We love our 2 Cattle Panel Trellises. We are moving into our second season of growing on them. The first year both trellises looked great and were very productive!
Cattle panel trellises look very nice but are very expensive. I made arches with segments I cut from 4ft high welded wire fence and secured them the same way. They are not as sturdy or as pretty as a cattle panel, but a 100ft roll of fence costs only $70. It should hold the weight of what I am growing, so we’ll see what happens.
But, a cattle panel will last forever! And they hold up really well to the wind we have in our area.
I used this welded wire fencing for my goat pen. It only broke down if the goats repeatedly tried to climb it (over a few years), so it should hold up to squash. I also already have had it around my garden for years. It doesn’t break down. Perhaps the wind will make a difference.

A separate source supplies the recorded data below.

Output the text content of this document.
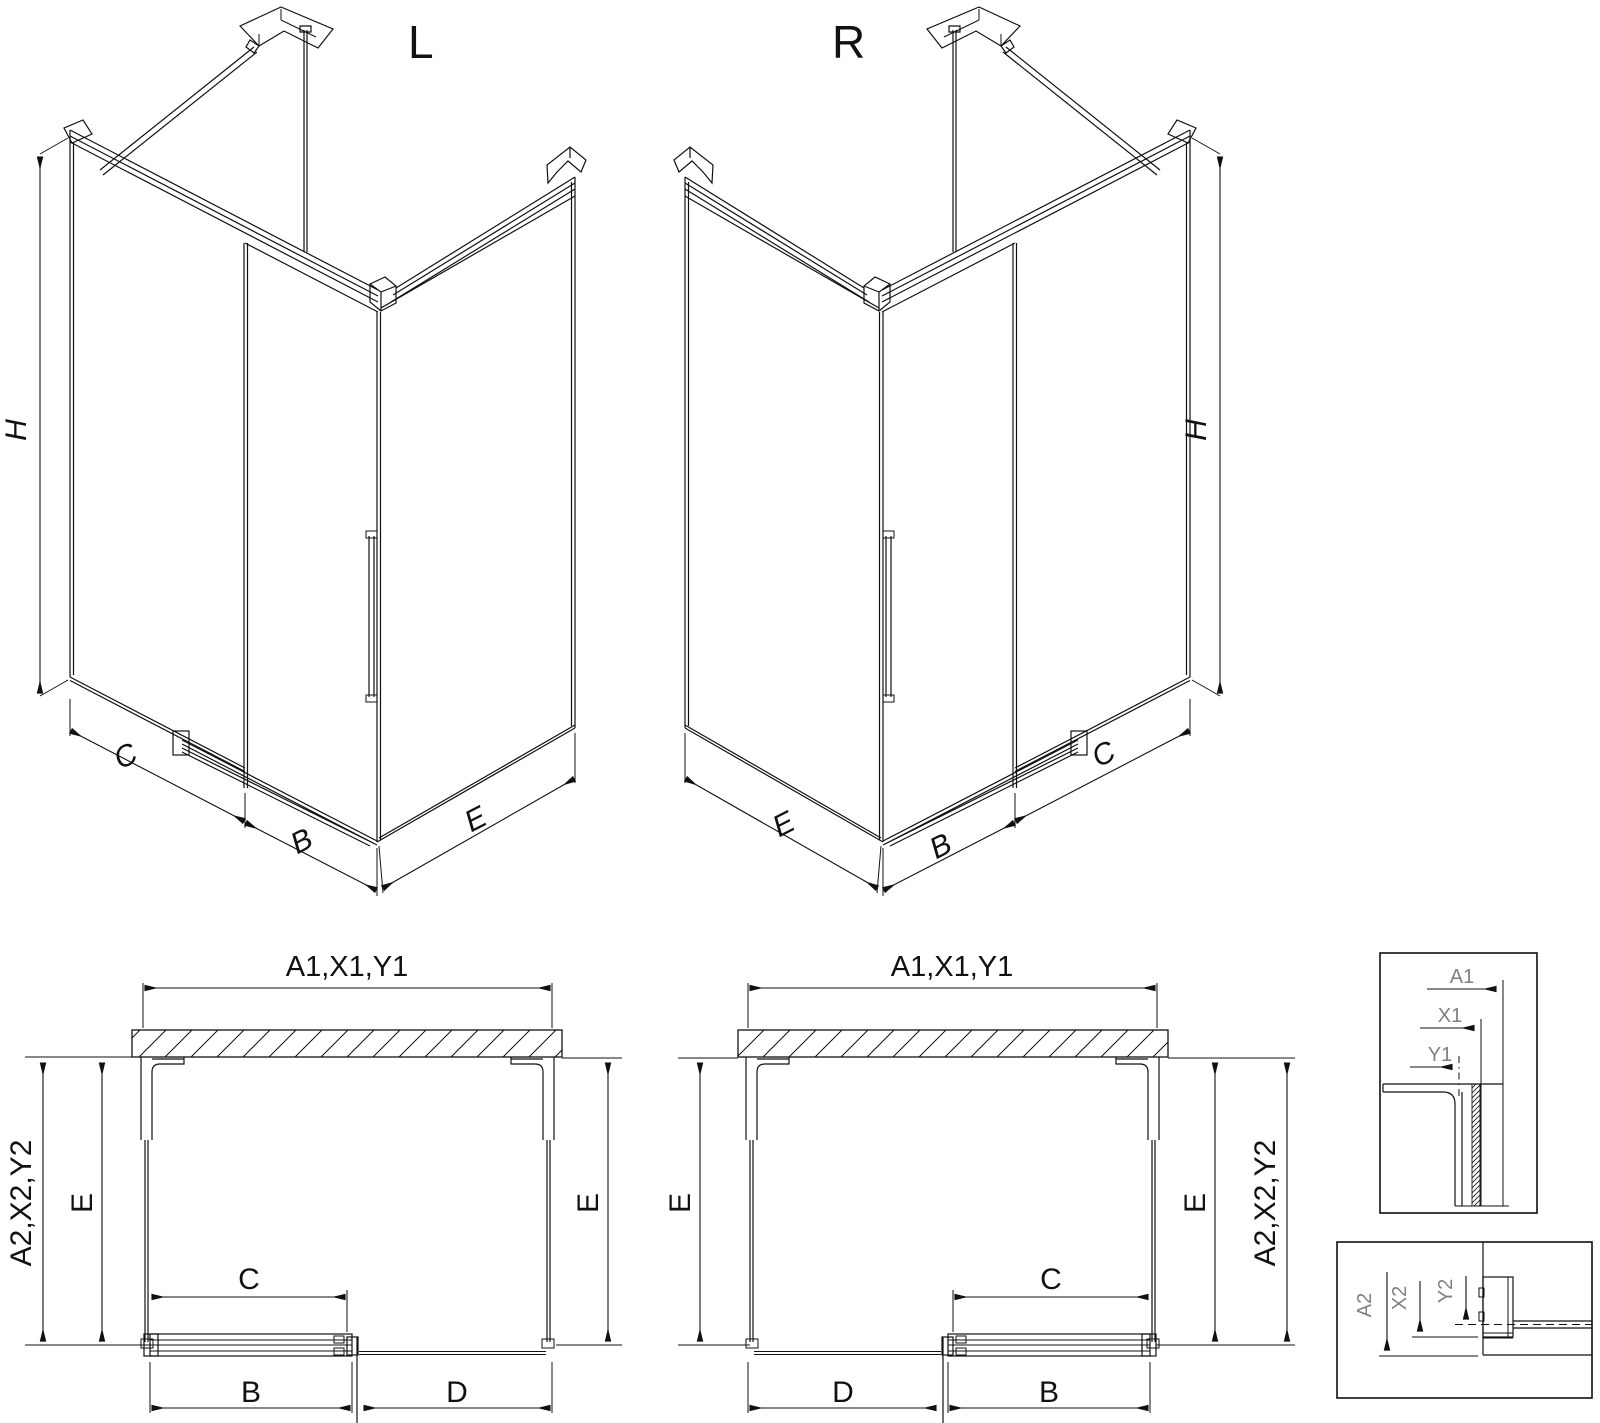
L
H
C
B
E
R
H
C
B
E
A1,X1,Y1
E
A2,X2,Y2	E
C
B	D
A1,X1,Y1
E	E A2,X2,Y2
C
D	B
A1
X1
Y1
A2 X2 Y2
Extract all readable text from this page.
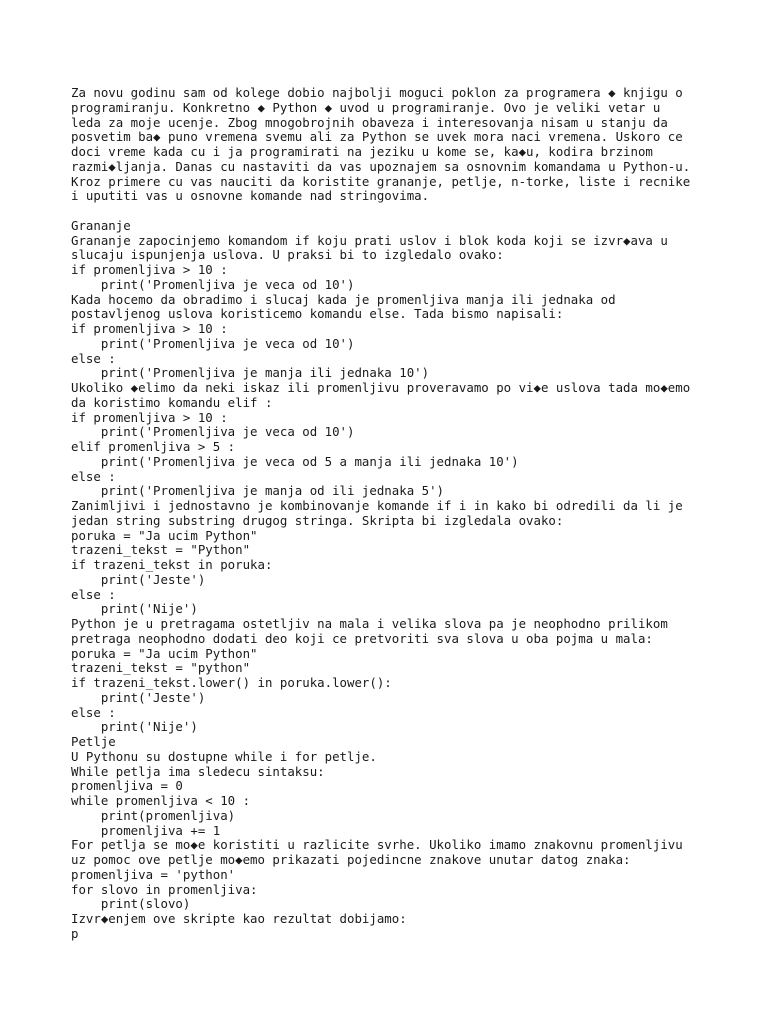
Za novu godinu sam od kolege dobio najbolji moguci poklon za programera ◆ knjigu o
programiranju. Konkretno ◆ Python ◆ uvod u programiranje. Ovo je veliki vetar u
leda za moje ucenje. Zbog mnogobrojnih obaveza i interesovanja nisam u stanju da
posvetim ba◆ puno vremena svemu ali za Python se uvek mora naci vremena. Uskoro ce
doci vreme kada cu i ja programirati na jeziku u kome se, ka◆u, kodira brzinom
razmi◆ljanja. Danas cu nastaviti da vas upoznajem sa osnovnim komandama u Python-u.
Kroz primere cu vas nauciti da koristite grananje, petlje, n-torke, liste i recnike
i uputiti vas u osnovne komande nad stringovima.
Grananje
Grananje zapocinjemo komandom if koju prati uslov i blok koda koji se izvr◆ava u
slucaju ispunjenja uslova. U praksi bi to izgledalo ovako:
if promenljiva > 10 :
print('Promenljiva je veca od 10')
Kada hocemo da obradimo i slucaj kada je promenljiva manja ili jednaka od
postavljenog uslova koristicemo komandu else. Tada bismo napisali:
if promenljiva > 10 :
print('Promenljiva je veca od 10')
else :
print('Promenljiva je manja ili jednaka 10')
Ukoliko ◆elimo da neki iskaz ili promenljivu proveravamo po vi◆e uslova tada mo◆emo
da koristimo komandu elif :
if promenljiva > 10 :
print('Promenljiva je veca od 10')
elif promenljiva > 5 :
print('Promenljiva je veca od 5 a manja ili jednaka 10')
else :
print('Promenljiva je manja od ili jednaka 5')
Zanimljivi i jednostavno je kombinovanje komande if i in kako bi odredili da li je
jedan string substring drugog stringa. Skripta bi izgledala ovako:
poruka = "Ja ucim Python"
trazeni_tekst = "Python"
if trazeni_tekst in poruka:
print('Jeste')
else :
print('Nije')
Python je u pretragama ostetljiv na mala i velika slova pa je neophodno prilikom
pretraga neophodno dodati deo koji ce pretvoriti sva slova u oba pojma u mala:
poruka = "Ja ucim Python"
trazeni_tekst = "python"
if trazeni_tekst.lower() in poruka.lower():
print('Jeste')
else :
print('Nije')
Petlje
U Pythonu su dostupne while i for petlje.
While petlja ima sledecu sintaksu:
promenljiva = 0
while promenljiva < 10 :
print(promenljiva)
promenljiva += 1
For petlja se mo◆e koristiti u razlicite svrhe. Ukoliko imamo znakovnu promenljivu
uz pomoc ove petlje mo◆emo prikazati pojedincne znakove unutar datog znaka:
promenljiva = 'python'
for slovo in promenljiva:
print(slovo)
Izvr◆enjem ove skripte kao rezultat dobijamo:
p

I’m curious, here in Idaho, one 21’ panel is $23. Four 6’ t-posts are $5 each and a bag of fifty zip ties is $7. I spent a total of $50 per trellis.
Do you take your cattle trellis down at the end of the harvest and rotate it to a different part of the garden the next year? Or is it a more permanent addition? Have you ever used the framework as a sort of greenhouse or covered it to shield from hail and freezing temps?
We have 2, one of them stays in the same spot every year, the other moves around the garden from year to year.
I have not made a winter structure out of mine because I have several other hoop houses and cold frames, but I know of several people that have done it and had good success.
Oh my gosh, I love this article! Now, I want a cattle trellis! Thanks for this great idea!!
Thanks Linda, we are on our 3rd year of using them now and we love them, best garden trellis we have ever used.
Could you plant squash on one side of Cattle Trellis and cucumbers on the other side ?
Yes that would work well
Just yesterday I wrote a grant request from a local charity to help our community garden purchase eight panels! Thanks for the encouraging article.
Sounds like a fun project! I’m glad I could help!
Is there a certain direction you recommend for installing the panel? I’m thinking that the open areas should be North/South facing?
It depends on how your garden is set up. My beds run east west so that’s the way I have to run my pannels. But everything on the northside still seems to do well.
More pics? I’d love to grow melon vertically to save space. Crenshaw is my favorite. How do you tell if a Crenshaw is ripe? Even with slings, I’m skeptical. Have you grown melon vertically with success?
Crenshaw won’t be an issue on a trellis. They have a thick enough stem connection that it won’t be an issue. I would still recommend a sling. Last year I grew Crenshaw on the trellis in the photos. I just made a sling out of old nylons and I didn’t lose any melons at all. It would be cantaloupe that I would be most worried about. I’ve never tried them on a trellis.
Excellent! Love to learn from your experience. Would you use an arching trellis or just a vertical one? Cattle panel trellis or frame with string?
Old nylons? Instructions for that? How do you tell if they are ripe? Thank you!